The LAC dismissed the appellant’s case stating that the commissioner considered and correctly rejected the appellant’s witness’ evidence which gave insight of what was happening within Doctor Frempong’s practice. The LAC found that the appellant failed to discharge the onus of establishing that the commissioner committed a misconduct in relation to his duties as an arbitrator, a gross irregularity in the conduct of the arbitration proceedings or exceeded his powers.

CONCLUDING REMARKS

This decision makes the point that an employer cannot simply subject an employee, who submits an untrustworthy or dubious sick note, to a disciplinary hearing, merely due to the employer’s suspicion about that certificate, the doctor or the person issuing the medical certificate.
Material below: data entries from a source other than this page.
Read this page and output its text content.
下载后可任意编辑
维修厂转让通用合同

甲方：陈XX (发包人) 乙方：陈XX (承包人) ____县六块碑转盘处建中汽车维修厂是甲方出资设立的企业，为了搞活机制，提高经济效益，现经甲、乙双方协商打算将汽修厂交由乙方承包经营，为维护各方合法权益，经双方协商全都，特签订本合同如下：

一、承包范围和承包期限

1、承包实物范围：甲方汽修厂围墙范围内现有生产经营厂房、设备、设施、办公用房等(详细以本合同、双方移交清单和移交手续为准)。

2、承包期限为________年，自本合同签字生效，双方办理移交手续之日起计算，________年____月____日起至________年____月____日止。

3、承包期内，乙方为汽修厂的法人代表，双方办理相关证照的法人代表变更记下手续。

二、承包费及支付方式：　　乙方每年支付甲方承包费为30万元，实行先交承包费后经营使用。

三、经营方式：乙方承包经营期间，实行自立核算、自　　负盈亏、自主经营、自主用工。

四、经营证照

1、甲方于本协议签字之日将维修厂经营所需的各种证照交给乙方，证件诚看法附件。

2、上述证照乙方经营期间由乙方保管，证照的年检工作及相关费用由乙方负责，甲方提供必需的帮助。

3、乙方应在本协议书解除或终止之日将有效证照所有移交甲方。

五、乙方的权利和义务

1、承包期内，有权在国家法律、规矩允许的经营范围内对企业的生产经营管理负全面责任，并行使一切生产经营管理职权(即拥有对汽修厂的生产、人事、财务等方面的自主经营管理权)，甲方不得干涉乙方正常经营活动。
The employer will have to show that the medical certificate was in fact fraudulent, and that the employee knew that this was the case. The LAC has highlighted that the onus of proving the fraudulent nature of a medical certificate rests on the employer.

It is noteworthy for employers that the LAC did not accept the appellant’s argument regarding Ms Maseko’s alleged dishonesty about her previous sick note from Doctor Frempong’s practice.

Please note: this article is for general public information and use. It is not to be considered or construed as legal advice. Each matter must be dealt with on a case-by-case basis and you should consult an attorney before taking any action contemplated herein.